Do the names Rasandik Engineering Industries India Ltd and Venus Remedies Ltd ring a bell? Perhaps not. Well, these two firms defaulted on the repayment of their foreign currency convertible bonds (FCCBs) earlier this year, according to news reports by the Financial Chronicle and The Economic Times. They had raised $10 million (around Rs48 crore) and $12 million, respectively, in April 2006 by issuing convertible bonds with a three-year maturity period.
Bond holders of a much larger firm, Wockhardt Ltd, are also likely to get a raw deal when the bonds come up for redemption next month. The company is under a corporate debt restructuring programme and FCCB holders may either have to take a large haircut on their initial investment or resort to legal action against the company.
For now, these seem like a few cases of default and far between.
According to a banker with the Mumbai office of an overseas bank, who didn’t want to be identified, there may hardly be any more defaults since the availability of funding is much easier now both through the equity and debt routes. Whenever a repayment is due, companies can raise fresh funds if internal accruals are insufficient and repay the bond holders, the banker says. In fact, a few firms such as Firstsource Solutions Ltd have taken fresh external debt and have bought back bonds at a discount, thereby reducing their overall debt burden, well before the bonds come up for redemption.

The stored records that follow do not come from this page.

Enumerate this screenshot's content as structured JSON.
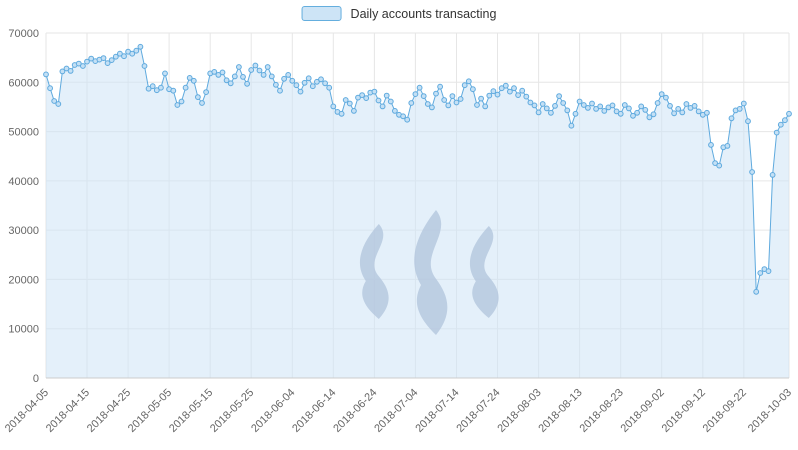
{
  "legend": {
    "label": "Daily accounts transacting"
  },
  "chart_data": {
    "type": "area",
    "title": "",
    "legend_entries": [
      "Daily accounts transacting"
    ],
    "legend_position": "top-center",
    "grid": true,
    "x_start_date": "2018-04-05",
    "x_tick_labels": [
      "2018-04-05",
      "2018-04-15",
      "2018-04-25",
      "2018-05-05",
      "2018-05-15",
      "2018-05-25",
      "2018-06-04",
      "2018-06-14",
      "2018-06-24",
      "2018-07-04",
      "2018-07-14",
      "2018-07-24",
      "2018-08-03",
      "2018-08-13",
      "2018-08-23",
      "2018-09-02",
      "2018-09-12",
      "2018-09-22",
      "2018-10-03"
    ],
    "x_tick_day_index": [
      0,
      10,
      20,
      30,
      40,
      50,
      60,
      70,
      80,
      90,
      100,
      110,
      120,
      130,
      140,
      150,
      160,
      170,
      181
    ],
    "y_ticks": [
      0,
      10000,
      20000,
      30000,
      40000,
      50000,
      60000,
      70000
    ],
    "ylim": [
      0,
      70000
    ],
    "xlabel": "",
    "ylabel": "",
    "colors": {
      "line": "#5faade",
      "marker_fill": "#c4e0f5",
      "area": "#cde4f6",
      "grid": "#e6e6e6",
      "axis": "#cccccc",
      "watermark": "#b4c7de"
    },
    "series": [
      {
        "name": "Daily accounts transacting",
        "frequency": "daily",
        "values": [
          61600,
          58800,
          56200,
          55600,
          62200,
          62800,
          62300,
          63500,
          63800,
          63300,
          64200,
          64800,
          64300,
          64600,
          64900,
          63900,
          64500,
          65200,
          65800,
          65300,
          66200,
          65800,
          66400,
          67200,
          63300,
          58700,
          59200,
          58400,
          58900,
          61800,
          58600,
          58300,
          55400,
          56100,
          58900,
          60900,
          60300,
          57000,
          55800,
          58000,
          61800,
          62100,
          61500,
          62000,
          60400,
          59800,
          61200,
          63100,
          61100,
          59700,
          62500,
          63400,
          62400,
          61500,
          63100,
          61200,
          59500,
          58300,
          60700,
          61500,
          60300,
          59400,
          58100,
          59900,
          60800,
          59200,
          60100,
          60600,
          59800,
          58900,
          55100,
          54000,
          53600,
          56400,
          55700,
          54200,
          56900,
          57400,
          56800,
          57900,
          58100,
          56300,
          55100,
          57300,
          56100,
          54200,
          53400,
          53100,
          52400,
          55800,
          57600,
          58900,
          57200,
          55600,
          54900,
          57700,
          59100,
          56400,
          55300,
          57200,
          55900,
          56600,
          59400,
          60200,
          58600,
          55400,
          56700,
          55100,
          57300,
          58200,
          57500,
          58800,
          59300,
          58100,
          58800,
          57400,
          58300,
          57100,
          55900,
          55300,
          53900,
          55600,
          54700,
          53800,
          55200,
          57200,
          55800,
          54300,
          51200,
          53600,
          56100,
          55400,
          54800,
          55700,
          54600,
          55100,
          54200,
          54900,
          55300,
          54100,
          53600,
          55400,
          54700,
          53200,
          53800,
          55100,
          54400,
          52900,
          53500,
          55800,
          57600,
          56900,
          55200,
          53700,
          54600,
          53900,
          55600,
          54800,
          55200,
          54100,
          53400,
          53800,
          47300,
          43600,
          43100,
          46800,
          47100,
          52700,
          54300,
          54600,
          55700,
          52100,
          41800,
          17500,
          21300,
          22100,
          21700,
          41200,
          49800,
          51400,
          52300,
          53600
        ]
      }
    ]
  }
}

But from the next year onwards, and especially in 2011, when a number of FCCBs mature, bond holders may be in for some more pain.
Companies such as Subex Ltd, whose convertible bonds mature in 2012, have an extremely high debt position and raising fresh funds may not be easy. The company recently announced an exchange offer for its bond holders without revealing details of the new bonds.

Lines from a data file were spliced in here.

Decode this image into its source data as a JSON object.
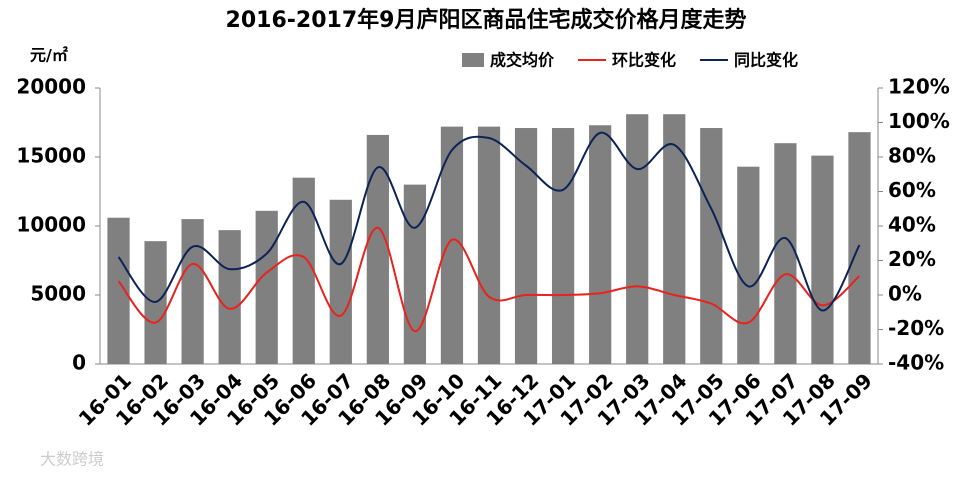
{
  "chart_data": {
    "type": "bar-line",
    "title": "2016-2017年9月庐阳区商品住宅成交价格月度走势",
    "y_label": "元/㎡",
    "watermark": "大数跨境",
    "categories": [
      "16-01",
      "16-02",
      "16-03",
      "16-04",
      "16-05",
      "16-06",
      "16-07",
      "16-08",
      "16-09",
      "16-10",
      "16-11",
      "16-12",
      "17-01",
      "17-02",
      "17-03",
      "17-04",
      "17-05",
      "17-06",
      "17-07",
      "17-08",
      "17-09"
    ],
    "series": [
      {
        "name": "成交均价",
        "type": "bar",
        "color": "#808080",
        "axis": "y",
        "values": [
          10600,
          8900,
          10500,
          9700,
          11100,
          13500,
          11900,
          16600,
          13000,
          17200,
          17200,
          17100,
          17100,
          17300,
          18100,
          18100,
          17100,
          14300,
          16000,
          15100,
          16800
        ]
      },
      {
        "name": "环比变化",
        "type": "line",
        "color": "#e8231e",
        "axis": "y2",
        "values": [
          8,
          -16,
          18,
          -8,
          13,
          22,
          -12,
          39,
          -21,
          32,
          -1,
          0,
          0,
          1,
          5,
          0,
          -5,
          -16,
          12,
          -6,
          11
        ]
      },
      {
        "name": "同比变化",
        "type": "line",
        "color": "#0c2356",
        "axis": "y2",
        "values": [
          22,
          -4,
          28,
          15,
          24,
          54,
          18,
          74,
          39,
          84,
          91,
          75,
          61,
          94,
          73,
          87,
          50,
          5,
          33,
          -9,
          29
        ]
      }
    ],
    "ylim": [
      0,
      20000
    ],
    "yticks": [
      0,
      5000,
      10000,
      15000,
      20000
    ],
    "y2lim": [
      -40,
      120
    ],
    "y2ticks": [
      {
        "value": -40,
        "label": "-40%"
      },
      {
        "value": -20,
        "label": "-20%"
      },
      {
        "value": 0,
        "label": "0%"
      },
      {
        "value": 20,
        "label": "20%"
      },
      {
        "value": 40,
        "label": "40%"
      },
      {
        "value": 60,
        "label": "60%"
      },
      {
        "value": 80,
        "label": "80%"
      },
      {
        "value": 100,
        "label": "100%"
      },
      {
        "value": 120,
        "label": "120%"
      }
    ],
    "grid": false,
    "smooth": true
  }
}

In the past, Suzlon Energy Ltd has been successful in getting some of its bond holders to participate in an exchange offer. It must be noted that even in such cases, bond holders end up taking a hit on their investment.

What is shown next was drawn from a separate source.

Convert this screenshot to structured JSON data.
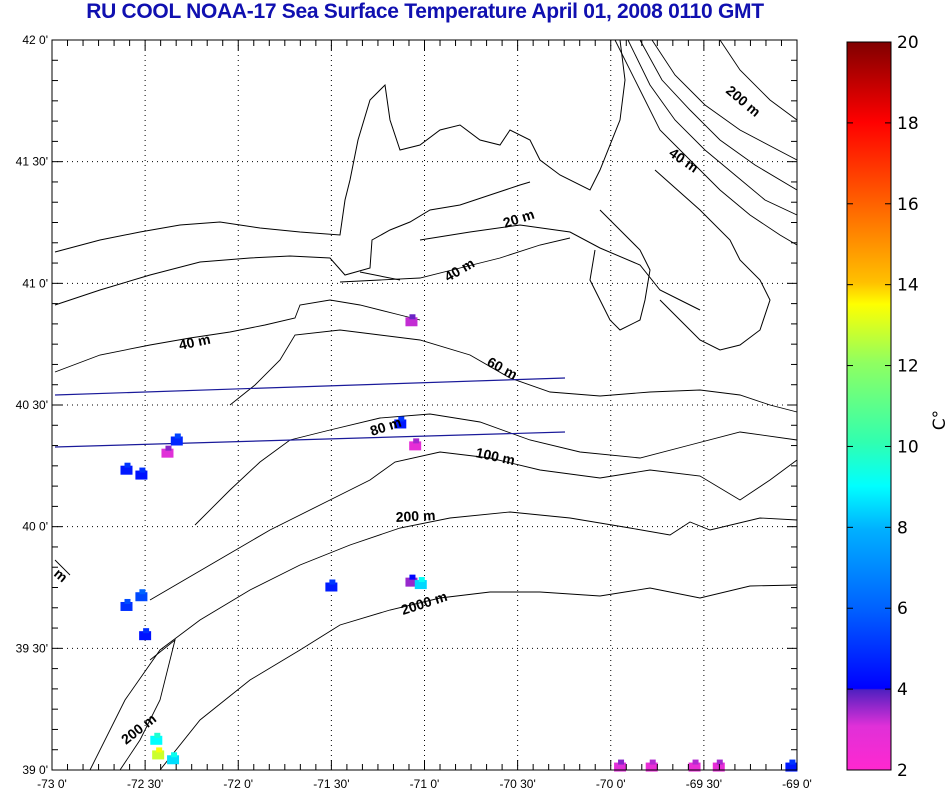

The main problem with FCCBs is that a large number of Indian companies viewed them as equity issuances and gave little or no thought to these instruments ending up as debt on their books. So in internal calculations, they never featured in their calculations of debt, leading to insurmountably high debt levels, as companies such as Wockhardt and Rasandik have now discovered.
Bond holders, too, ignored sound investing principles and just assumed that a rapid rise in the Indian stock market would lead to a conversion of the bonds.
But what’s even more interesting is that in the case of Venus Remedies, it seems to be a case of a wilful default, says another banker with an overseas firm. According to this executive, the company unsuccessfully tried negotiating with bond holders, which include some hedge funds.
FCCB holders are no ordinary investors; they are typically large investment firms and Indian companies should expect intense legal action from them in the event of a default. To be sure, Venus Remedies’ bond holders have filed a winding up petition against the company, according to The Economic Times report.